Isela Dalencia, who shopped for household items like laundry detergent at a Walmart in Secaucus, N.J. earlier this week, said she’s putting off buying Christmas gifts until Cyber Monday — the Monday after Thanksgiving — when online sales pick up. Then again, she’ll wait until the week before Christmas to get the best deals, unlike last year when she started shopping before Black Friday.
“I’m shopping less,” Dalencia said, noting that she’ll be spending about $700 on Christmas gifts this year, a third less than last year.
Katie Leach, a social worker in Manhattan, was also browsing the aisles of Walmart but said she will start Christmas shopping as usual the first week of December. This time, however, she’ll rely more on bargains, her credit card, and “buy now, pay later” services to get her through the shopping season as the prices of groceries and other household expenses soar.
“The money doesn’t go as far as it did last year,” Leach said.
This year’s trends contrast with a year ago, when consumers bought early because they feared they couldn’t get what they needed due to grid congestion. Stores didn’t have to discount much because they had trouble introducing items.
But some pandemic habits remain. Many retailers who closed stores for Thanksgiving and instead offered discounts on their websites to thin out in-store crowds are still sticking to these strategies despite the return to normal.
Big retailers like Walmart and Target are closing their stores again on Thanksgiving. And many were moving away from doorbusters, the heavily discounted items offered for a limited time that drew crowds.

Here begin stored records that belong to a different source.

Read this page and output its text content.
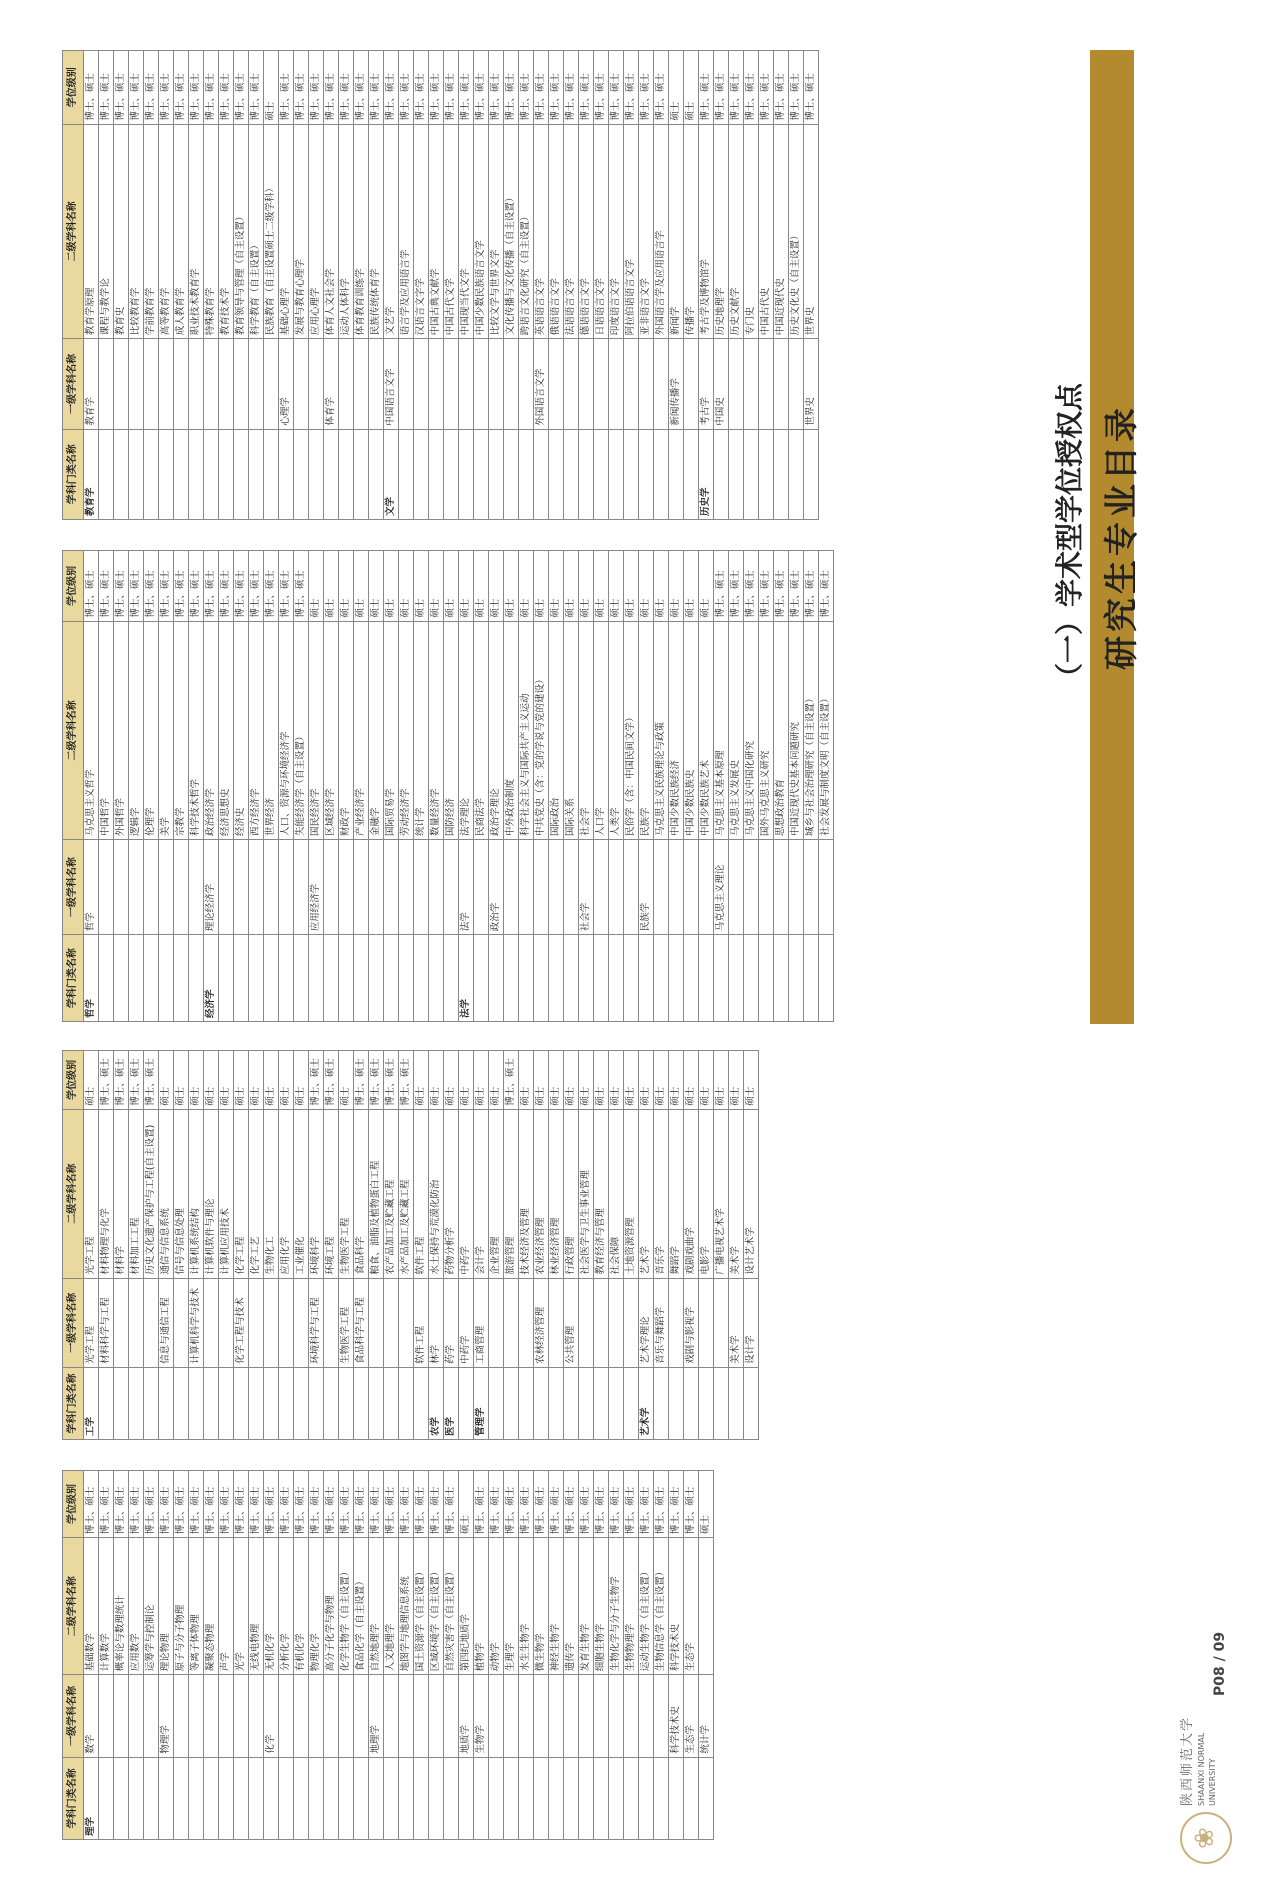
研究生专业目录
（一）学术型学位授权点
学科门类名称	一级学科名称	二级学科名称	学位级别
哲学	哲学	马克思主义哲学	博士、硕士
		中国哲学	博士、硕士
		外国哲学	博士、硕士
		逻辑学	博士、硕士
		伦理学	博士、硕士
		美学	博士、硕士
		宗教学	博士、硕士
		科学技术哲学	博士、硕士
经济学	理论经济学	政治经济学	博士、硕士
		经济思想史	博士、硕士
		经济史	博士、硕士
		西方经济学	博士、硕士
		世界经济	博士、硕士
		人口、资源与环境经济学	博士、硕士
		失能经济学（自主设置）	博士、硕士
	应用经济学	国民经济学	硕士
		区域经济学	硕士
		财政学	硕士
		产业经济学	硕士
		金融学	硕士
		国际贸易学	硕士
		劳动经济学	硕士
		统计学	硕士
		数量经济学	硕士
		国防经济	硕士
法学	法学	法学理论	硕士
		民商法学	硕士
	政治学	政治学理论	硕士
		中外政治制度	硕士
		科学社会主义与国际共产主义运动	硕士
		中共党史（含：党的学说与党的建设）	硕士
		国际政治	硕士
		国际关系	硕士
	社会学	社会学	硕士
		人口学	硕士
		人类学	硕士
		民俗学（含：中国民间文学）	硕士
	民族学	民族学	硕士
		马克思主义民族理论与政策	硕士
		中国少数民族经济	硕士
		中国少数民族史	硕士
		中国少数民族艺术	硕士
	马克思主义理论	马克思主义基本原理	博士、硕士
		马克思主义发展史	博士、硕士
		马克思主义中国化研究	博士、硕士
		国外马克思主义研究	博士、硕士
		思想政治教育	博士、硕士
		中国近现代史基本问题研究	博士、硕士
		城乡与社会治理研究（自主设置）	博士、硕士
		社会发展与制度文明（自主设置）	博士、硕士
学科门类名称	一级学科名称	二级学科名称	学位级别
教育学	教育学	教育学原理	博士、硕士
		课程与教学论	博士、硕士
		教育史	博士、硕士
		比较教育学	博士、硕士
		学前教育学	博士、硕士
		高等教育学	博士、硕士
		成人教育学	博士、硕士
		职业技术教育学	博士、硕士
		特殊教育学	博士、硕士
		教育技术学	博士、硕士
		教育领导与管理（自主设置）	博士、硕士
		科学教育（自主设置）	博士、硕士
		民族教育（自主设置硕士二级学科）	硕士
	心理学	基础心理学	博士、硕士
		发展与教育心理学	博士、硕士
		应用心理学	博士、硕士
	体育学	体育人文社会学	博士、硕士
		运动人体科学	博士、硕士
		体育教育训练学	博士、硕士
		民族传统体育学	博士、硕士
文学	中国语言文学	文艺学	博士、硕士
		语言学及应用语言学	博士、硕士
		汉语言文字学	博士、硕士
		中国古典文献学	博士、硕士
		中国古代文学	博士、硕士
		中国现当代文学	博士、硕士
		中国少数民族语言文学	博士、硕士
		比较文学与世界文学	博士、硕士
		文化传播与文化传播（自主设置）	博士、硕士
		跨语言文化研究（自主设置）	博士、硕士
	外国语言文学	英语语言文学	博士、硕士
		俄语语言文学	博士、硕士
		法语语言文学	博士、硕士
		德语语言文学	博士、硕士
		日语语言文学	博士、硕士
		印度语言文学	博士、硕士
		阿拉伯语语言文学	博士、硕士
		亚非语言文学	博士、硕士
		外国语言学及应用语言学	博士、硕士
	新闻传播学	新闻学	硕士
		传播学	硕士
历史学	考古学	考古学及博物馆学	博士、硕士
	中国史	历史地理学	博士、硕士
		历史文献学	博士、硕士
		专门史	博士、硕士
		中国古代史	博士、硕士
		中国近现代史	博士、硕士
		历史文化史（自主设置）	博士、硕士
	世界史	世界史	博士、硕士
学科门类名称	一级学科名称	二级学科名称	学位级别
理学	数学	基础数学	博士、硕士
		计算数学	博士、硕士
		概率论与数理统计	博士、硕士
		应用数学	博士、硕士
		运筹学与控制论	博士、硕士
	物理学	理论物理	博士、硕士
		原子与分子物理	博士、硕士
		等离子体物理	博士、硕士
		凝聚态物理	博士、硕士
		声学	博士、硕士
		光学	博士、硕士
		无线电物理	博士、硕士
	化学	无机化学	博士、硕士
		分析化学	博士、硕士
		有机化学	博士、硕士
		物理化学	博士、硕士
		高分子化学与物理	博士、硕士
		化学生物学（自主设置）	博士、硕士
		食品化学（自主设置）	博士、硕士
	地理学	自然地理学	博士、硕士
		人文地理学	博士、硕士
		地图学与地理信息系统	博士、硕士
		国土资源学（自主设置）	博士、硕士
		区域环境学（自主设置）	博士、硕士
		自然灾害学（自主设置）	博士、硕士
	地质学	第四纪地质学	硕士
	生物学	植物学	博士、硕士
		动物学	博士、硕士
		生理学	博士、硕士
		水生生物学	博士、硕士
		微生物学	博士、硕士
		神经生物学	博士、硕士
		遗传学	博士、硕士
		发育生物学	博士、硕士
		细胞生物学	博士、硕士
		生物化学与分子生物学	博士、硕士
		生物物理学	博士、硕士
		运动生物学（自主设置）	博士、硕士
		生物信息学（自主设置）	博士、硕士
	科学技术史	科学技术史	博士、硕士
	生态学	生态学	博士、硕士
	统计学		硕士
学科门类名称	一级学科名称	二级学科名称	学位级别
工学	光学工程	光学工程	硕士
	材料科学与工程	材料物理与化学	博士、硕士
		材料学	博士、硕士
		材料加工工程	博士、硕士
		历史文化遗产保护与工程(自主设置)	博士、硕士
	信息与通信工程	通信与信息系统	硕士
		信号与信息处理	硕士
	计算机科学与技术	计算机系统结构	硕士
		计算机软件与理论	硕士
		计算机应用技术	硕士
	化学工程与技术	化学工程	硕士
		化学工艺	硕士
		生物化工	硕士
		应用化学	硕士
		工业催化	硕士
	环境科学与工程	环境科学	博士、硕士
		环境工程	博士、硕士
	生物医学工程	生物医学工程	硕士
	食品科学与工程	食品科学	博士、硕士
		粮食、油脂及植物蛋白工程	博士、硕士
		农产品加工及贮藏工程	博士、硕士
		水产品加工及贮藏工程	博士、硕士
	软件工程	软件工程	硕士
农学	林学	水土保持与荒漠化防治	硕士
医学	药学	药物分析学	硕士
	中药学	中药学	硕士
管理学	工商管理	会计学	硕士
		企业管理	硕士
		旅游管理	博士、硕士
		技术经济及管理	硕士
	农林经济管理	农业经济管理	硕士
		林业经济管理	硕士
	公共管理	行政管理	硕士
		社会医学与卫生事业管理	硕士
		教育经济与管理	硕士
		社会保障	硕士
		土地资源管理	硕士
艺术学	艺术学理论	艺术学	硕士
	音乐与舞蹈学	音乐学	硕士
		舞蹈学	硕士
	戏剧与影视学	戏剧戏曲学	硕士
		电影学	硕士
		广播电视艺术学	硕士
	美术学	美术学	硕士
	设计学	设计艺术学	硕士
❀
陕西师范大学 SHAANXI NORMAL UNIVERSITY
P08 / 09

Instead, the discounted items are available throughout the month on Black Friday or the bank holiday weekend.
In today’s economic backdrop, the National Retail Federation — the largest retail group — expects holiday sales growth to slow to a range of 6% to 8% from last year’s 13.5% growth. However, these figures, which include online spending, are not adjusted for inflation, so real spending could even be lower than a year ago.
Adobe Analytics expects online sales to grow 2.5% from November 1 to December 31, slowing down from the 8.6% pace last year when shoppers were unsure whether to buy physical stores would return.
Analysts are looking at the five-day Black Friday weekend, which includes Cyber Monday, as an important barometer of shoppers’ willingness to buy, especially this year. The two months between Thanksgiving and Christmas account for about 20% of annual retail sales.
While Black Friday still holds a strong place among shoppers in the US, it has declined in importance over the past decade as stores opened on Thanksgiving and shopping shifted to Amazon and other online retailers. Stores further watered down the status of the day by promoting Black Friday sales throughout the month. This year, stores started selling earlier than last year to encourage shoppers to spread their purchases.
Many shoppers like Lolita Cordero from Brooklyn, New York, sit on Black Friday.
“I shop early and try to get things on sale, discount or sale — and I use coupons,” Cordero said. “I’ve never done Black Friday. I heard it’s a mess and people are getting hurt.”
Still, some experts believe Black Friday will be the busiest shopping day again this year, according to Sensormatic, which tracks shopper traffic. Consumers are also shopping in physical stores again as concerns about COVID-19 ease. In fact, last year more stores opened than closed in the US for the first time since 2016 — and that gap is only widening this year, according to Coresight Research, a retail consulting and research firm.
AP Personal Finance Writer Cora Lewis contributed to this report.